Still, she opened the door as quietly as she could and stepped through it. There was a funny little shiver as a draught swept past and she remembered little Lucy, hurrying back here after encountering Georgiana and Ben in the attics. Putting the thought out of her mind, she shut the door firmly behind her.
All she had to do now was creep along there and get into that attic.
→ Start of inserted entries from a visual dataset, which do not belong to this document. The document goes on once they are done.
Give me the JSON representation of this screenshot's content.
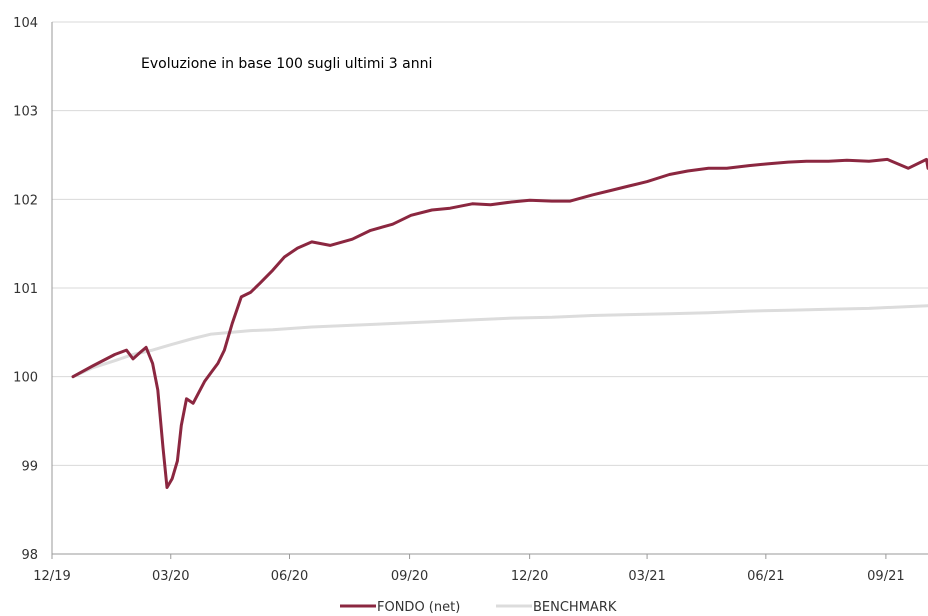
{
  "chart_data": {
    "type": "line",
    "title": "Evoluzione in base 100 sugli ultimi 3 anni",
    "xlabel": "",
    "ylabel": "",
    "ylim": [
      98,
      104
    ],
    "yticks": [
      "98",
      "99",
      "100",
      "101",
      "102",
      "103",
      "104"
    ],
    "x_tick_labels": [
      "12/19",
      "03/20",
      "06/20",
      "09/20",
      "12/20",
      "03/21",
      "06/21",
      "09/21"
    ],
    "grid": "horizontal",
    "legend_position": "bottom",
    "colors": {
      "fondo": "#8b2740",
      "benchmark": "#dcdcdc",
      "grid": "#d9d9d9",
      "axis": "#9a9a9a"
    },
    "series": [
      {
        "name": "FONDO (net)",
        "x": [
          "2019-12-31",
          "2020-01-15",
          "2020-02-01",
          "2020-02-10",
          "2020-02-15",
          "2020-02-21",
          "2020-02-25",
          "2020-03-01",
          "2020-03-05",
          "2020-03-09",
          "2020-03-12",
          "2020-03-16",
          "2020-03-20",
          "2020-03-23",
          "2020-03-27",
          "2020-04-01",
          "2020-04-10",
          "2020-04-15",
          "2020-04-20",
          "2020-04-25",
          "2020-05-01",
          "2020-05-08",
          "2020-05-15",
          "2020-05-22",
          "2020-06-01",
          "2020-06-10",
          "2020-06-20",
          "2020-07-01",
          "2020-07-15",
          "2020-08-01",
          "2020-08-15",
          "2020-09-01",
          "2020-09-15",
          "2020-10-01",
          "2020-10-15",
          "2020-11-01",
          "2020-11-15",
          "2020-12-01",
          "2020-12-15",
          "2021-01-01",
          "2021-01-15",
          "2021-02-01",
          "2021-02-15",
          "2021-03-01",
          "2021-03-15",
          "2021-04-01",
          "2021-04-15",
          "2021-05-01",
          "2021-05-15",
          "2021-06-01",
          "2021-06-15",
          "2021-07-01",
          "2021-07-15",
          "2021-08-01",
          "2021-08-15",
          "2021-09-01",
          "2021-09-15",
          "2021-10-01",
          "2021-10-15",
          "2021-10-25"
        ],
        "y": [
          100.0,
          100.12,
          100.25,
          100.3,
          100.2,
          100.28,
          100.33,
          100.15,
          99.85,
          99.2,
          98.75,
          98.85,
          99.05,
          99.45,
          99.75,
          99.7,
          99.95,
          100.05,
          100.15,
          100.3,
          100.6,
          100.9,
          100.95,
          101.05,
          101.2,
          101.35,
          101.45,
          101.52,
          101.48,
          101.55,
          101.65,
          101.72,
          101.82,
          101.88,
          101.9,
          101.95,
          101.94,
          101.97,
          101.99,
          101.98,
          101.98,
          102.05,
          102.1,
          102.15,
          102.2,
          102.28,
          102.32,
          102.35,
          102.35,
          102.38,
          102.4,
          102.42,
          102.43,
          102.43,
          102.44,
          102.43,
          102.45,
          102.35,
          102.45,
          102.35
        ]
      },
      {
        "name": "BENCHMARK",
        "x": [
          "2019-12-31",
          "2020-01-15",
          "2020-02-01",
          "2020-02-15",
          "2020-03-01",
          "2020-03-15",
          "2020-04-01",
          "2020-04-15",
          "2020-05-01",
          "2020-05-15",
          "2020-06-01",
          "2020-07-01",
          "2020-08-01",
          "2020-09-01",
          "2020-10-01",
          "2020-11-01",
          "2020-12-01",
          "2021-01-01",
          "2021-02-01",
          "2021-03-01",
          "2021-04-01",
          "2021-05-01",
          "2021-06-01",
          "2021-07-01",
          "2021-08-01",
          "2021-09-01",
          "2021-10-01",
          "2021-10-25"
        ],
        "y": [
          100.0,
          100.1,
          100.18,
          100.25,
          100.3,
          100.36,
          100.43,
          100.48,
          100.5,
          100.52,
          100.53,
          100.56,
          100.58,
          100.6,
          100.62,
          100.64,
          100.66,
          100.67,
          100.69,
          100.7,
          100.71,
          100.72,
          100.74,
          100.75,
          100.76,
          100.77,
          100.79,
          100.8
        ]
      }
    ]
  }
}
Thanking her lucky stars for the emptiness that pressed around her in that corridor, she climbed the short flight of stairs, reached the room and tried the handle, and the door swung open easily. Now she just had to get the picture, hide it in her magazine, get back to the kitchen, sit and have dinner without
Alex realising, look dutifully at the pistol – and then escape.
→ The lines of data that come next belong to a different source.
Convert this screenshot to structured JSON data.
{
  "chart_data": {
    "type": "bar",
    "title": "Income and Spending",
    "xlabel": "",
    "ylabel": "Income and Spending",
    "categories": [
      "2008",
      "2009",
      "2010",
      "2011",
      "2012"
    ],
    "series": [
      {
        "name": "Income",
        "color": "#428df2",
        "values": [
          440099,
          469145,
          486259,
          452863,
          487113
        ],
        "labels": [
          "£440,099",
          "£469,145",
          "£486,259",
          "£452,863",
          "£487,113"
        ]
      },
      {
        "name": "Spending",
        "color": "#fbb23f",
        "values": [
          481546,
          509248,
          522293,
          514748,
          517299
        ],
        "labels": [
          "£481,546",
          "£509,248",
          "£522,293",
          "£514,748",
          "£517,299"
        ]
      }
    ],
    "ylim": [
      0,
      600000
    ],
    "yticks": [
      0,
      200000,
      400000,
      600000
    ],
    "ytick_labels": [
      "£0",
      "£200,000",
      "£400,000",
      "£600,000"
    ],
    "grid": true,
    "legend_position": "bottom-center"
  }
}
It seemed an awfully long time until that part of her plan would be complete. But it was pointless thinking that far ahead at the moment.
She eyed the trunk that Alex had so carefully shut and hunkered down by it. A quick fiddle with the catches released the lid and it opened with an overly-loud creak in the silence of the attic.
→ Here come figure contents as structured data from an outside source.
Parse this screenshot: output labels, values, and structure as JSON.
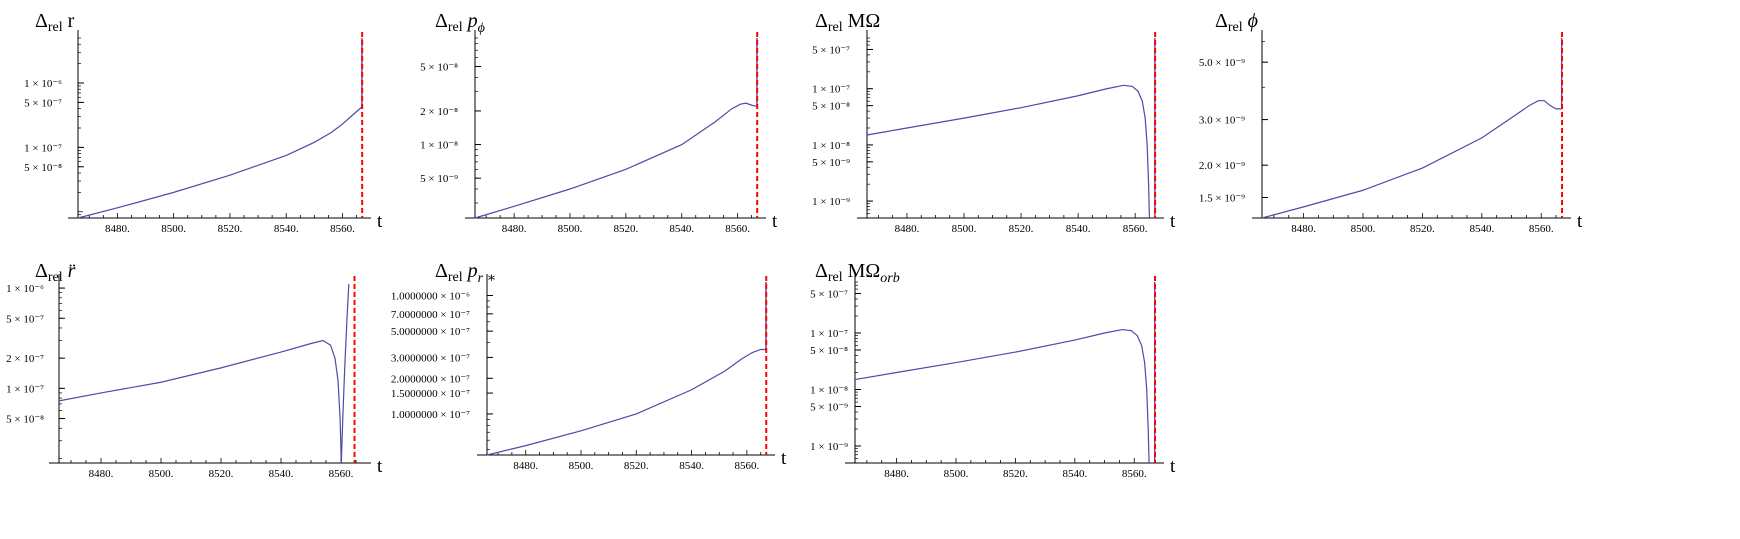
{
  "chart_data": [
    {
      "type": "line",
      "title": "Δ_rel r",
      "title_parts": {
        "main": "Δ",
        "sub": "rel",
        "after": " r"
      },
      "xlabel": "t",
      "x_ticks": [
        "8480.",
        "8500.",
        "8520.",
        "8540.",
        "8560."
      ],
      "xlim": [
        8466,
        8568
      ],
      "y_scale": "log",
      "y_ticks": [
        {
          "value": 1e-06,
          "label": "1 × 10⁻⁶"
        },
        {
          "value": 5e-07,
          "label": "5 × 10⁻⁷"
        },
        {
          "value": 1e-07,
          "label": "1 × 10⁻⁷"
        },
        {
          "value": 5e-08,
          "label": "5 × 10⁻⁸"
        }
      ],
      "ylim": [
        8e-09,
        5e-06
      ],
      "series": [
        {
          "color": "#4b4ba8",
          "points": [
            [
              8466,
              8e-09
            ],
            [
              8480,
              1.15e-08
            ],
            [
              8500,
              2e-08
            ],
            [
              8520,
              3.7e-08
            ],
            [
              8540,
              7.5e-08
            ],
            [
              8550,
              1.2e-07
            ],
            [
              8556,
              1.7e-07
            ],
            [
              8560,
              2.3e-07
            ],
            [
              8564,
              3.3e-07
            ],
            [
              8566.8,
              4.2e-07
            ]
          ]
        }
      ],
      "marker_line": {
        "x": 8567,
        "color": "#ff0000",
        "style": "dashed"
      },
      "spike": {
        "x": 8566.9,
        "from": 4.2e-07,
        "to": 5e-06
      }
    },
    {
      "type": "line",
      "title": "Δ_rel p_ϕ",
      "title_parts": {
        "main": "Δ",
        "sub": "rel",
        "after": " p",
        "after_sub": "ϕ"
      },
      "xlabel": "t",
      "x_ticks": [
        "8480.",
        "8500.",
        "8520.",
        "8540.",
        "8560."
      ],
      "xlim": [
        8466,
        8568
      ],
      "y_scale": "log",
      "y_ticks": [
        {
          "value": 5e-08,
          "label": "5 × 10⁻⁸"
        },
        {
          "value": 2e-08,
          "label": "2 × 10⁻⁸"
        },
        {
          "value": 1e-08,
          "label": "1 × 10⁻⁸"
        },
        {
          "value": 5e-09,
          "label": "5 × 10⁻⁹"
        }
      ],
      "ylim": [
        2.2e-09,
        9e-08
      ],
      "series": [
        {
          "color": "#4b4ba8",
          "points": [
            [
              8466,
              2.2e-09
            ],
            [
              8480,
              2.8e-09
            ],
            [
              8500,
              4e-09
            ],
            [
              8520,
              6e-09
            ],
            [
              8540,
              1e-08
            ],
            [
              8552,
              1.6e-08
            ],
            [
              8558,
              2.1e-08
            ],
            [
              8561,
              2.3e-08
            ],
            [
              8563,
              2.35e-08
            ],
            [
              8565,
              2.25e-08
            ],
            [
              8566.8,
              2.2e-08
            ]
          ]
        }
      ],
      "marker_line": {
        "x": 8567,
        "color": "#ff0000",
        "style": "dashed"
      },
      "spike": {
        "x": 8566.9,
        "from": 2.2e-08,
        "to": 9e-08
      }
    },
    {
      "type": "line",
      "title": "Δ_rel MΩ",
      "title_parts": {
        "main": "Δ",
        "sub": "rel",
        "after": " MΩ"
      },
      "xlabel": "t",
      "x_ticks": [
        "8480.",
        "8500.",
        "8520.",
        "8540.",
        "8560."
      ],
      "xlim": [
        8466,
        8568
      ],
      "y_scale": "log",
      "y_ticks": [
        {
          "value": 5e-07,
          "label": "5 × 10⁻⁷"
        },
        {
          "value": 1e-07,
          "label": "1 × 10⁻⁷"
        },
        {
          "value": 5e-08,
          "label": "5 × 10⁻⁸"
        },
        {
          "value": 1e-08,
          "label": "1 × 10⁻⁸"
        },
        {
          "value": 5e-09,
          "label": "5 × 10⁻⁹"
        },
        {
          "value": 1e-09,
          "label": "1 × 10⁻⁹"
        }
      ],
      "ylim": [
        5e-10,
        8e-07
      ],
      "series": [
        {
          "color": "#4b4ba8",
          "points": [
            [
              8466,
              1.5e-08
            ],
            [
              8480,
              2e-08
            ],
            [
              8500,
              3e-08
            ],
            [
              8520,
              4.6e-08
            ],
            [
              8540,
              7.5e-08
            ],
            [
              8550,
              1e-07
            ],
            [
              8556,
              1.15e-07
            ],
            [
              8559,
              1.1e-07
            ],
            [
              8561,
              9e-08
            ],
            [
              8562.5,
              6e-08
            ],
            [
              8563.5,
              3e-08
            ],
            [
              8564.2,
              1e-08
            ],
            [
              8564.7,
              2e-09
            ],
            [
              8565,
              5e-10
            ]
          ]
        }
      ],
      "marker_line": {
        "x": 8567,
        "color": "#ff0000",
        "style": "dashed"
      },
      "spike": {
        "x": 8566.9,
        "from": 5e-10,
        "to": 8e-07
      }
    },
    {
      "type": "line",
      "title": "Δ_rel ϕ",
      "title_parts": {
        "main": "Δ",
        "sub": "rel",
        "after": " ϕ"
      },
      "xlabel": "t",
      "x_ticks": [
        "8480.",
        "8500.",
        "8520.",
        "8540.",
        "8560."
      ],
      "xlim": [
        8466,
        8568
      ],
      "y_scale": "log",
      "y_ticks": [
        {
          "value": 5e-09,
          "label": "5.0 × 10⁻⁹"
        },
        {
          "value": 3e-09,
          "label": "3.0 × 10⁻⁹"
        },
        {
          "value": 2e-09,
          "label": "2.0 × 10⁻⁹"
        },
        {
          "value": 1.5e-09,
          "label": "1.5 × 10⁻⁹"
        }
      ],
      "ylim": [
        1.25e-09,
        6.2e-09
      ],
      "series": [
        {
          "color": "#4b4ba8",
          "points": [
            [
              8466,
              1.25e-09
            ],
            [
              8480,
              1.38e-09
            ],
            [
              8500,
              1.6e-09
            ],
            [
              8520,
              1.95e-09
            ],
            [
              8540,
              2.55e-09
            ],
            [
              8550,
              3.05e-09
            ],
            [
              8556,
              3.4e-09
            ],
            [
              8559,
              3.55e-09
            ],
            [
              8561,
              3.55e-09
            ],
            [
              8563,
              3.4e-09
            ],
            [
              8565,
              3.3e-09
            ],
            [
              8566.8,
              3.3e-09
            ]
          ]
        }
      ],
      "marker_line": {
        "x": 8567,
        "color": "#ff0000",
        "style": "dashed"
      },
      "spike": {
        "x": 8566.9,
        "from": 3.3e-09,
        "to": 6.2e-09
      }
    },
    {
      "type": "line",
      "title": "Δ_rel r̈",
      "title_parts": {
        "main": "Δ",
        "sub": "rel",
        "after": " r̈"
      },
      "xlabel": "t",
      "x_ticks": [
        "8480.",
        "8500.",
        "8520.",
        "8540.",
        "8560."
      ],
      "xlim": [
        8466,
        8568
      ],
      "y_scale": "log",
      "y_ticks": [
        {
          "value": 1e-06,
          "label": "1 × 10⁻⁶"
        },
        {
          "value": 5e-07,
          "label": "5 × 10⁻⁷"
        },
        {
          "value": 2e-07,
          "label": "2 × 10⁻⁷"
        },
        {
          "value": 1e-07,
          "label": "1 × 10⁻⁷"
        },
        {
          "value": 5e-08,
          "label": "5 × 10⁻⁸"
        }
      ],
      "ylim": [
        1.8e-08,
        1.15e-06
      ],
      "series": [
        {
          "color": "#4b4ba8",
          "points": [
            [
              8466,
              7.5e-08
            ],
            [
              8480,
              9e-08
            ],
            [
              8500,
              1.15e-07
            ],
            [
              8520,
              1.6e-07
            ],
            [
              8540,
              2.3e-07
            ],
            [
              8550,
              2.8e-07
            ],
            [
              8554,
              3e-07
            ],
            [
              8556.5,
              2.7e-07
            ],
            [
              8558,
              2e-07
            ],
            [
              8559,
              1.2e-07
            ],
            [
              8559.7,
              5e-08
            ],
            [
              8560.1,
              1.8e-08
            ],
            [
              8560.6,
              5e-08
            ],
            [
              8561.2,
              1.5e-07
            ],
            [
              8562,
              5e-07
            ],
            [
              8562.6,
              1.1e-06
            ]
          ]
        }
      ],
      "marker_line": {
        "x": 8564.5,
        "color": "#ff0000",
        "style": "dashed"
      }
    },
    {
      "type": "line",
      "title": "Δ_rel p_r*",
      "title_parts": {
        "main": "Δ",
        "sub": "rel",
        "after": " p",
        "after_sub": "r ∗"
      },
      "xlabel": "t",
      "x_ticks": [
        "8480.",
        "8500.",
        "8520.",
        "8540.",
        "8560."
      ],
      "xlim": [
        8466,
        8568
      ],
      "y_scale": "log",
      "y_ticks": [
        {
          "value": 1e-06,
          "label": "1.0000000 × 10⁻⁶"
        },
        {
          "value": 7e-07,
          "label": "7.0000000 × 10⁻⁷"
        },
        {
          "value": 5e-07,
          "label": "5.0000000 × 10⁻⁷"
        },
        {
          "value": 3e-07,
          "label": "3.0000000 × 10⁻⁷"
        },
        {
          "value": 2e-07,
          "label": "2.0000000 × 10⁻⁷"
        },
        {
          "value": 1.5e-07,
          "label": "1.5000000 × 10⁻⁷"
        },
        {
          "value": 1e-07,
          "label": "1.0000000 × 10⁻⁷"
        }
      ],
      "ylim": [
        4.5e-08,
        1.3e-06
      ],
      "series": [
        {
          "color": "#4b4ba8",
          "points": [
            [
              8466,
              4.5e-08
            ],
            [
              8480,
              5.4e-08
            ],
            [
              8500,
              7.2e-08
            ],
            [
              8520,
              1e-07
            ],
            [
              8540,
              1.6e-07
            ],
            [
              8552,
              2.3e-07
            ],
            [
              8558,
              2.9e-07
            ],
            [
              8562,
              3.3e-07
            ],
            [
              8565,
              3.5e-07
            ],
            [
              8566.8,
              3.5e-07
            ]
          ]
        }
      ],
      "marker_line": {
        "x": 8567,
        "color": "#ff0000",
        "style": "dashed"
      },
      "spike": {
        "x": 8566.9,
        "from": 3.5e-07,
        "to": 1.3e-06
      }
    },
    {
      "type": "line",
      "title": "Δ_rel MΩ_orb",
      "title_parts": {
        "main": "Δ",
        "sub": "rel",
        "after": " MΩ",
        "after_sub": "orb"
      },
      "xlabel": "t",
      "x_ticks": [
        "8480.",
        "8500.",
        "8520.",
        "8540.",
        "8560."
      ],
      "xlim": [
        8466,
        8568
      ],
      "y_scale": "log",
      "y_ticks": [
        {
          "value": 5e-07,
          "label": "5 × 10⁻⁷"
        },
        {
          "value": 1e-07,
          "label": "1 × 10⁻⁷"
        },
        {
          "value": 5e-08,
          "label": "5 × 10⁻⁸"
        },
        {
          "value": 1e-08,
          "label": "1 × 10⁻⁸"
        },
        {
          "value": 5e-09,
          "label": "5 × 10⁻⁹"
        },
        {
          "value": 1e-09,
          "label": "1 × 10⁻⁹"
        }
      ],
      "ylim": [
        5e-10,
        8e-07
      ],
      "series": [
        {
          "color": "#4b4ba8",
          "points": [
            [
              8466,
              1.5e-08
            ],
            [
              8480,
              2e-08
            ],
            [
              8500,
              3e-08
            ],
            [
              8520,
              4.6e-08
            ],
            [
              8540,
              7.5e-08
            ],
            [
              8550,
              1e-07
            ],
            [
              8556,
              1.15e-07
            ],
            [
              8559,
              1.1e-07
            ],
            [
              8561,
              9e-08
            ],
            [
              8562.5,
              6e-08
            ],
            [
              8563.5,
              3e-08
            ],
            [
              8564.2,
              1e-08
            ],
            [
              8564.7,
              2e-09
            ],
            [
              8565,
              5e-10
            ]
          ]
        }
      ],
      "marker_line": {
        "x": 8567,
        "color": "#ff0000",
        "style": "dashed"
      },
      "spike": {
        "x": 8566.9,
        "from": 5e-10,
        "to": 8e-07
      }
    }
  ]
}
It was the work of a moment to find the portrait, put it inside the magazine and roll it all up. Exhaling, she sat back on her heels and let her heart rate return to something close to normal. Casting a look around to make sure she’d left no trace that Alex could find, she saw the little silver coin that had rolled onto the floor. Something clicked into her brain, because it had rolled onto the floor, hadn’t it? And it wasn’t there anymore. It was on the window sill.
There was that draught again, and it curled up around her, sitting as she was on the floor beside the trunk, and she stood up hurriedly.
Then she felt the tiniest of pushes. She stumbled and turned around, a cold sweat breaking out and making her strappy top feel too constricting.
‘Who’s here?’ she asked, looking around the room. There was, of course, silence. Elodie looked at the window sill again and the coin glinted in the sunlight. Another push and she took another lurch towards the window sill.
She swore at that point. ‘Look, whoever’s in here, stop it! If you want me over there, I’ll go over there. Why not just show me who you are and ask me? It would be much easier for us both!’ And before anyone could shove her again, she took two strides and was there, reaching over to pick the coin up.
‘See, I found the coin!’ Lucy was standing next to her, dancing from one foot to the other. Her lemon satin gown danced in the light with her, the skirt sticking out with the extra petticoats underneath, the way she always liked to wear it. ‘It was exactly where he said it would be. Down by the lake. I’m clever, aren’t I? Do say I’m clever, Georgiana.’